As for Rosa Hubermann, she is the booming and loud counterpart of her husband. At times, you will hate her for being very harsh, but soon, you’ll realize that this grave woman also has a heart of gold beating deep within her. She is a woman capable of great kindness and care even when everything around her seemed dark.
Next in line comes Rudy Steiner, one of the characters that will linger with me even after finishing the book. Rudy had one single wish in life, and that is to kiss Liesel Meminger, to feel her lips, just once, against his own. And that is the reason why his story became, perhaps, the most depressing and saddening in this book. I guess, I’ll leave it to you to know why this is such, savor the pain. Rudy Steiner became Liesel’s best friend after one game of soccer, and from then on became her partner in crime in every single stealing quest they had.
And then there’s the mayor’s wife, Ilsa Herman. She was one of Rosa’s few customers. She was also the witness to one of Liesel’s book thievery. Every day, Liesel would pick up or deliver her laundry at their doorstep with nothing, even a mere smile or sound, from Ilsa Herman. At first, I was intrigued by her character. Surely, there was something about her cold attitude towards the book thief. And then as I read on, I knew that I was right. She was another book lover as well and she gave Liesel the privilege to read inside her library, letting the girl loose around the brilliance of numerous books. This paved the way to an unlikely friendship and was the reason why Liesel even thought of writing a book of her own.
And last but truly not the least, is Max Vandenburg. One thing you should know about him though: Max Vandenburg is a Jew. In any other time, that would not have been a problem, but we are talking about a story during the Holocaust period and we all know that it clearly isn’t a good time to be a Jew. His appearance in the story may have lead to a series of problems for the Hubermann household, but in a way, without him, the Liesel’s story would not be complete. Even when they knew about his status, Hans Hubermann took Max in their home, to be hidden in the basement. This was to repay his debt from Max’s father, who was the very reason why Hans was still alive. Max Vandenburg’s stay at their home resulted into another strong relationship with Liesel as they both learned their similarities. Both was a broken soul, haunted by the past and left alone to survive. Also, they both cling on the magnificent power of words to survive the harsh times. Max Vandenburg is my favorite character of all for he was capable of touching the reader’s hearts with his thoughts and stories.

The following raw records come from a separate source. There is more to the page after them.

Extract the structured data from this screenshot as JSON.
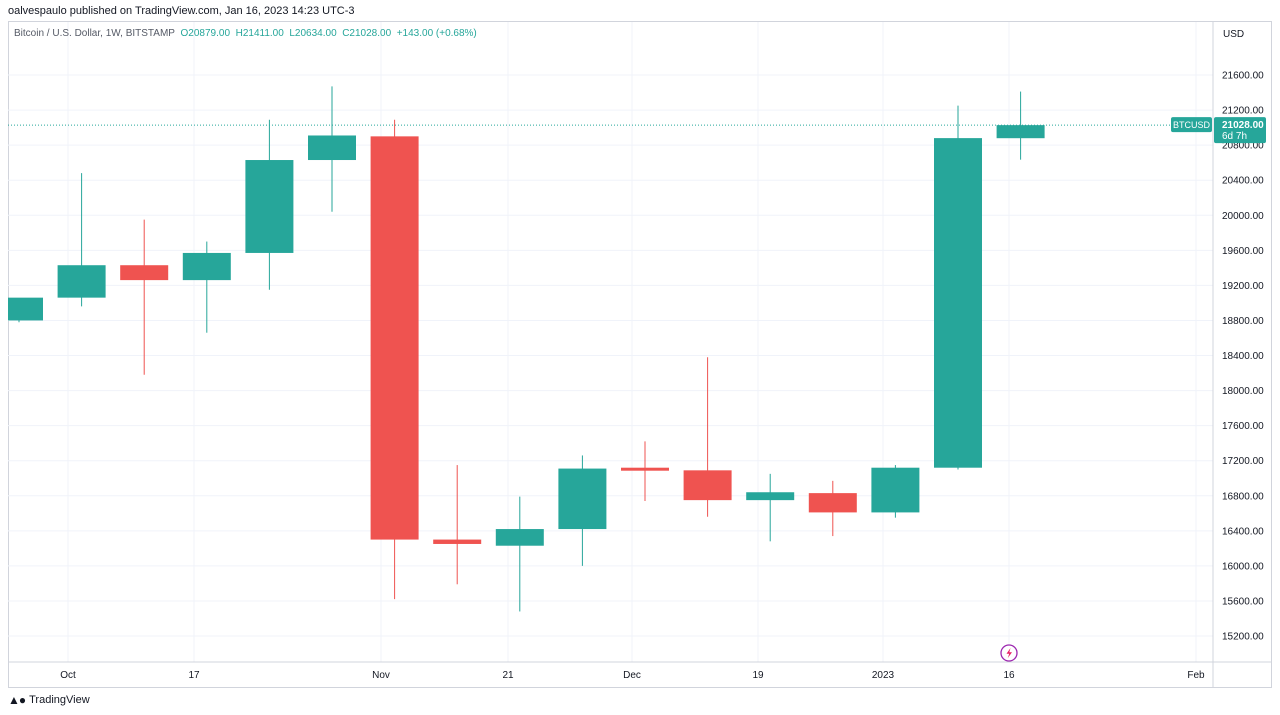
{
  "header": {
    "published": "oalvespaulo published on TradingView.com, Jan 16, 2023 14:23 UTC-3"
  },
  "legend": {
    "symbol": "Bitcoin / U.S. Dollar, 1W, BITSTAMP",
    "open": "O20879.00",
    "high": "H21411.00",
    "low": "L20634.00",
    "close": "C21028.00",
    "change": "+143.00 (+0.68%)"
  },
  "footer": {
    "brand": "TradingView"
  },
  "colors": {
    "up": "#26a69a",
    "down": "#ef5350",
    "grid": "#f0f3fa",
    "price_line": "#26a69a"
  },
  "chart_data": {
    "type": "candlestick",
    "currency_label": "USD",
    "ylim": [
      14900,
      21950
    ],
    "y_ticks": [
      "15200.00",
      "15600.00",
      "16000.00",
      "16400.00",
      "16800.00",
      "17200.00",
      "17600.00",
      "18000.00",
      "18400.00",
      "18800.00",
      "19200.00",
      "19600.00",
      "20000.00",
      "20400.00",
      "20800.00",
      "21200.00",
      "21600.00"
    ],
    "x_labels": [
      "Oct",
      "17",
      "Nov",
      "21",
      "Dec",
      "19",
      "2023",
      "16",
      "Feb"
    ],
    "last_price": {
      "symbol": "BTCUSD",
      "value": "21028.00",
      "countdown": "6d 7h"
    },
    "candles": [
      {
        "week": "2022-09-19",
        "open": 18800,
        "high": 19050,
        "low": 18780,
        "close": 19060
      },
      {
        "week": "2022-09-26",
        "open": 19060,
        "high": 20480,
        "low": 18960,
        "close": 19430
      },
      {
        "week": "2022-10-03",
        "open": 19430,
        "high": 19950,
        "low": 18180,
        "close": 19260
      },
      {
        "week": "2022-10-10",
        "open": 19260,
        "high": 19700,
        "low": 18660,
        "close": 19570
      },
      {
        "week": "2022-10-17",
        "open": 19570,
        "high": 21090,
        "low": 19150,
        "close": 20630
      },
      {
        "week": "2022-10-24",
        "open": 20630,
        "high": 21470,
        "low": 20040,
        "close": 20910
      },
      {
        "week": "2022-10-31",
        "open": 20900,
        "high": 21090,
        "low": 15620,
        "close": 16300
      },
      {
        "week": "2022-11-07",
        "open": 16300,
        "high": 17150,
        "low": 15790,
        "close": 16250
      },
      {
        "week": "2022-11-14",
        "open": 16230,
        "high": 16790,
        "low": 15480,
        "close": 16420
      },
      {
        "week": "2022-11-21",
        "open": 16420,
        "high": 17260,
        "low": 16000,
        "close": 17110
      },
      {
        "week": "2022-11-28",
        "open": 17120,
        "high": 17420,
        "low": 16740,
        "close": 17090
      },
      {
        "week": "2022-12-05",
        "open": 17090,
        "high": 18380,
        "low": 16560,
        "close": 16750
      },
      {
        "week": "2022-12-12",
        "open": 16750,
        "high": 17050,
        "low": 16280,
        "close": 16840
      },
      {
        "week": "2022-12-19",
        "open": 16830,
        "high": 16970,
        "low": 16340,
        "close": 16610
      },
      {
        "week": "2022-12-26",
        "open": 16610,
        "high": 17150,
        "low": 16550,
        "close": 17120
      },
      {
        "week": "2023-01-02",
        "open": 17120,
        "high": 21250,
        "low": 17100,
        "close": 20880
      },
      {
        "week": "2023-01-09",
        "open": 20879,
        "high": 21411,
        "low": 20634,
        "close": 21028
      }
    ]
  }
}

I guess to sum it all up, Zusak story is really one of a kind for he was able to relay the difficulties of that era as well as the struggles of people in general, especially in coping with grief and loss. Another great thing in this novel was that Death was personified in a very unique way. His perspective was very detailed and inquisitive, not to mention surprising and at times, hilarious. I think that was the reason why this book is a success for it shows us that even Death has a different view of life. His words will make you yearn to know more about the story he is telling. I can even feel like I am at Himmel Street, myself, as he describes each event.
Oh and just a fair reminder for those who plan on reading this book: If you’re one of those people who despise spoilers, I suggest you try and get used to them beforehand, for this book doesn’t hold back on its facts. At any point, you’ll find that the future events are already being thrown right at your very eyes. Trust me when I say that you can never be prepared with what turning one page of this book could bring.
I think this is the best book I have read this year and Liesel’s story will linger on, permanently etched in my mind even in the long run. The book just blew me away. From the very first page, I was hooked. I had so much emotions the entire duration of reading it and all I can say is that the book was perfect. I fell in love almost immediately. This book very well deserves a 5/5.